La généralisation des enchères ne risque-t-elle pas d'inciter les acteurs du marché à s'entendre et à fausser ainsi les prix ? Certains acteurs, les petits émetteurs et les PME, ne seront-ils pas fragilisés par ce mécanisme ?

Les services de surveillance nationaux se communiquent-ils les informations concernant les acteurs frauduleux détectés ?

Un système d'alerte immédiate et généralisé à tous les acteurs du marché carbone - entreprises, acteurs financiers, service de surveillances des États membres - existe-t-il pour signaler les codes de traçabilité de titres carbone volés ?

M. Paul Magnette, ministre du Climat et de l'Énergie. - La fraude à la TVA sur les quotas d'émission n'est plus possible en Belgique depuis le 18 janvier 2010, date de la publication d'un arrêté royal en vertu duquel l'obligation de remboursement de la TVA incombe à l'acheteur plutôt qu'au vendeur. Cette mesure devrait être rendue obligatoire au niveau européen pour exclure toute fraude à la TVA sur les quotas d'émission en Europe.

La Belgique a pris toute une série de mesures pour combattre le hameçonnage. L'administrateur du registre a fourni de nouveaux mots de passe à tous les utilisateurs immédiatement après un vol commis en janvier 2010. À la même période, la Belgique a fait adapter le règlement européen sur le registre afin que les données des utilisateurs ne se retrouvent plus sur internet. En 2010 toujours, un consultant indépendant a réalisé un audit sur la sécurité du registre belge. Nous avons aussitôt activé les mesures correctrices préconisées. L'accès au registre est sécurisé au moyen de la carte d'identité électronique belge depuis le mois de novembre 2010. Pour les acheteurs étrangers, une procédure du double contrôle a été définie. Le risque de vol de mots de passe est donc devenu minime en Belgique.

La Commission européenne demande que chaque autorité nationale fasse procéder à de nouveaux tests indépendants. Nous l'avons fait et sommes en train de le faire à nouveau.

D'autres actions contre les activités criminelles ont été entreprises en collaboration avec la cellule antifraude et l'inspection spéciale des impôts du ministère des Finances via la modification de l'arrêté royal relatif à la gestion du registre.

Le règlement européen pour la mise aux enchères des quotas d'émission prévoit suffisamment de mécanismes pour contrer les abus et les manipulations des prix et pour garantir l'accès aux petits acheteurs. Les ventes aux enchères, par exemple, se tiendront dans un marché régulé avec une offre fermée et un mécanisme des prix uniforme, où l'identité de l'enchérisseur ou de son client sera connue. Par ailleurs, une instance européenne de surveillance des enchères contrôlera le système en collaboration avec l'autorité nationale.

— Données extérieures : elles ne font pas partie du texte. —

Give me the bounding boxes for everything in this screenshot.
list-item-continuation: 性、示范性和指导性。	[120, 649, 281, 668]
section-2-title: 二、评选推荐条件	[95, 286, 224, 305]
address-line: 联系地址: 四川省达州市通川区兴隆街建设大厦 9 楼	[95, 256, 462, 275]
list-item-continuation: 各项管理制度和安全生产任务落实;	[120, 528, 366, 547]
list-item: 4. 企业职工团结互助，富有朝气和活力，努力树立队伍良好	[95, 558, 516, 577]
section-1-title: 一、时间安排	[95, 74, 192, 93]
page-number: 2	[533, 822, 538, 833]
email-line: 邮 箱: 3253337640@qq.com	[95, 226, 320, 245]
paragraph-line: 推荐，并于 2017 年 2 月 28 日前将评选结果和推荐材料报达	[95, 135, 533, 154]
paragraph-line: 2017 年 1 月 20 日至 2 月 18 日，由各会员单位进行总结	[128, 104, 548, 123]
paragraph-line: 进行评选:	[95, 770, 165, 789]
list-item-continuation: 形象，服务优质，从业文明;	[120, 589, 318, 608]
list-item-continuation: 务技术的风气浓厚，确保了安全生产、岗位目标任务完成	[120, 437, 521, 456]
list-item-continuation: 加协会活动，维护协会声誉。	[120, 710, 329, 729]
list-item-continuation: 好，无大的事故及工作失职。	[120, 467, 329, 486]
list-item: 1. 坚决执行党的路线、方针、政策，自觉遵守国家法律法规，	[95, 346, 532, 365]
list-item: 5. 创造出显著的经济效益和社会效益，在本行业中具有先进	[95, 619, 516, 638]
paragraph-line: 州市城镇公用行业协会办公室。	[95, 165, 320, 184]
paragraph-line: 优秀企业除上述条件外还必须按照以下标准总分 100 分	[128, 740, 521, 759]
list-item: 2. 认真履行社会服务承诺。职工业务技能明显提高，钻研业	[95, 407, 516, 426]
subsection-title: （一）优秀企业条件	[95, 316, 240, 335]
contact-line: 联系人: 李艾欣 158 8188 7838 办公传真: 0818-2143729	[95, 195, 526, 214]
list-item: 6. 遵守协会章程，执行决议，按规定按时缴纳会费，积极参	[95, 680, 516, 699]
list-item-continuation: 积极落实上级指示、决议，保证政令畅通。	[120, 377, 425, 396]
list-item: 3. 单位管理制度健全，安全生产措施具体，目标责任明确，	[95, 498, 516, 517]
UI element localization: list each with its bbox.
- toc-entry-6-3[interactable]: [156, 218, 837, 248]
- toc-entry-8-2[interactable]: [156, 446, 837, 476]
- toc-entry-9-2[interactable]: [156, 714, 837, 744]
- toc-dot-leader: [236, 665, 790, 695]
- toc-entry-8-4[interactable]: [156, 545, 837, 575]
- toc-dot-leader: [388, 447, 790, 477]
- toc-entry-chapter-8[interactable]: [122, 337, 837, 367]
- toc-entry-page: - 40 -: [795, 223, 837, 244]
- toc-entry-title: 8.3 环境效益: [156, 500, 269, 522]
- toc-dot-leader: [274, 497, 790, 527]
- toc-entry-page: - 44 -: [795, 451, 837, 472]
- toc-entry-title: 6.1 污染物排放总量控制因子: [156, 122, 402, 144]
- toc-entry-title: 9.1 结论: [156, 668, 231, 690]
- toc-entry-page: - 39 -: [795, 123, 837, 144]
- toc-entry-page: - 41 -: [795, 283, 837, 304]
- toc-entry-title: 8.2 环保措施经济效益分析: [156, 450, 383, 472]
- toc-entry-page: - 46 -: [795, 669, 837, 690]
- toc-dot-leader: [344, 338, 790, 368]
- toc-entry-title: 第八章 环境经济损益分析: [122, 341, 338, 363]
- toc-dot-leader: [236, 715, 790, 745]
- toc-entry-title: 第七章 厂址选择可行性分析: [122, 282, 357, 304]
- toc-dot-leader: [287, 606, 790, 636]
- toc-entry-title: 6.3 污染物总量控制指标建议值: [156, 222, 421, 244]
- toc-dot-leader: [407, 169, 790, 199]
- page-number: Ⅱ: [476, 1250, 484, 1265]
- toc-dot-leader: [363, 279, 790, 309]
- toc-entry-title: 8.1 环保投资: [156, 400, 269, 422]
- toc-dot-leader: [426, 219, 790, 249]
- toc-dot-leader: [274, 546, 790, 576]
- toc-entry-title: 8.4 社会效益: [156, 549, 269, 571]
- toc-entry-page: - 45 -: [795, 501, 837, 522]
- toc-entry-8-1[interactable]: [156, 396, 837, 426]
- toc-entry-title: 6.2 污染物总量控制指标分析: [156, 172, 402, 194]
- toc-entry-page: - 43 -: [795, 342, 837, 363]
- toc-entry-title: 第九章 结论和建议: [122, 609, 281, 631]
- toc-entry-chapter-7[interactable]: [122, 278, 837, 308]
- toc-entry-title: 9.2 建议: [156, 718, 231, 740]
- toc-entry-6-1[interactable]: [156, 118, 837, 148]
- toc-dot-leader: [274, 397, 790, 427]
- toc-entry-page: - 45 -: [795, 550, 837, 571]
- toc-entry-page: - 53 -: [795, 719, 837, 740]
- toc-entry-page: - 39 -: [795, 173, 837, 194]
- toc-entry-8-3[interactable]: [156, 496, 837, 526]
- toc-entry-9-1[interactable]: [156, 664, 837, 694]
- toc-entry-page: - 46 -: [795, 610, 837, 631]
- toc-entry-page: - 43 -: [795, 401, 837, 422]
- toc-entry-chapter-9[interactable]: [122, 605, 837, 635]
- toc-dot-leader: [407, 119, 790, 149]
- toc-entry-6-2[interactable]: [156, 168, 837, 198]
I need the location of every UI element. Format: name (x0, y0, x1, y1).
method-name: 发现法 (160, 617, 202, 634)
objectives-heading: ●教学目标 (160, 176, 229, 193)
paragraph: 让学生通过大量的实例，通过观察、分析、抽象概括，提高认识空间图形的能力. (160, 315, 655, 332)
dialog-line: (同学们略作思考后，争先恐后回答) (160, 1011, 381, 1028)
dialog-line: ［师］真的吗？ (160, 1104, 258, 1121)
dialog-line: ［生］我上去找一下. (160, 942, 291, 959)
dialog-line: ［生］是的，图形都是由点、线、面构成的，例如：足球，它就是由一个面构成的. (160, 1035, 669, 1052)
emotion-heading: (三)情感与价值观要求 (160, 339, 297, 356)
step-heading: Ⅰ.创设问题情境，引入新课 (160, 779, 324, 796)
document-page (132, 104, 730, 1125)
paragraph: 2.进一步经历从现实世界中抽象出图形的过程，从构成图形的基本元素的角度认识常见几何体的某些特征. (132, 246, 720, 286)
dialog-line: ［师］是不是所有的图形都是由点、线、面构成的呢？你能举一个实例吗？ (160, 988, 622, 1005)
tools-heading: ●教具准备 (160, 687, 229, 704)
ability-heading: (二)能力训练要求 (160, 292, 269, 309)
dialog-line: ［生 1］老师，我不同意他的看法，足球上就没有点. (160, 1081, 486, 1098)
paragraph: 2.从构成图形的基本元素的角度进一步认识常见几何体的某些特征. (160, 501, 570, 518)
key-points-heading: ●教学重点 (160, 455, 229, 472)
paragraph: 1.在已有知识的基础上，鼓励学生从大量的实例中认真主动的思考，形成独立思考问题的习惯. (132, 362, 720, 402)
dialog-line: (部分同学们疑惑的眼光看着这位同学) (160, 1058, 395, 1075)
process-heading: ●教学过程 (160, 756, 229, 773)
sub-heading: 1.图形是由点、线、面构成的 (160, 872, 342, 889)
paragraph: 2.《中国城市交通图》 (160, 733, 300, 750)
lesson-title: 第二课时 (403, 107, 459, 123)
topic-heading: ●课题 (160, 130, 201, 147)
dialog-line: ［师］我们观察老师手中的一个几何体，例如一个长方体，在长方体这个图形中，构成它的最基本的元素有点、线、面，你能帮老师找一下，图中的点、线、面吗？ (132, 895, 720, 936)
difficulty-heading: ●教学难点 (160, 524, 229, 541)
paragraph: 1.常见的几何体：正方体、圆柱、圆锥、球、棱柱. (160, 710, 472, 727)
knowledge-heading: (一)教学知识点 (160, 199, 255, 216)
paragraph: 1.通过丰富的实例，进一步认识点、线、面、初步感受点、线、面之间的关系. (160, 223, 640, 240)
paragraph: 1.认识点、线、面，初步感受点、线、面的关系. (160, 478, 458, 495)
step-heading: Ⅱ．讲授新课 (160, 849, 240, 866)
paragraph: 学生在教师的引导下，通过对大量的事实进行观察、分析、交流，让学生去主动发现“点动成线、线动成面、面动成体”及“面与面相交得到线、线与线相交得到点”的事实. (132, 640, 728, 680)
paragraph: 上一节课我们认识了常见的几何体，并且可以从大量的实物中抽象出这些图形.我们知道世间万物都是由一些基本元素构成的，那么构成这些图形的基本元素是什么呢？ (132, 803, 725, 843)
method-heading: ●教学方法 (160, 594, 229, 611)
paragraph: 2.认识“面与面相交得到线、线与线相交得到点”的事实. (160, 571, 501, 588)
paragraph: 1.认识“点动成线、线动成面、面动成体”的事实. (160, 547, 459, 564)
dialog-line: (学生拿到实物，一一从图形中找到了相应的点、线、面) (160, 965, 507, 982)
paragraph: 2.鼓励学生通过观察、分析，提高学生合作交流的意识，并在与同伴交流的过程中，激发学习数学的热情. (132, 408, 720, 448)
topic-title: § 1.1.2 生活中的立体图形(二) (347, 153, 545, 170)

Les registres des différents pays, dont la Belgique, échangent des informations de leur propre initiative et collaborent étroitement avec les tribunaux et les services de police. Grâce à leurs registres centraux, les autorités nationales ont en effet une vue sur toutes les transactions internationales et sur les quotas d'émission.

Je suis pleinement confiant dans le fait que le registre belge sera prochainement reconnecté. J'entends au demeurant confirmer que les récentes attaques ne concernaient pas le registre belge, contrairement aux rumeurs qui ont circulé.

De façon plus structurelle, je suis demandeur d'un renforcement de la collaboration entre les autorités nationales et la Commission européenne.

Mme Fabienne Winckel (PS). - Je remercie le ministre. Je suis rassurée par ses réponses, d'autant qu'il a pris les mesures qui s'imposaient pour lutter contre la fraude et l'hameçonnage.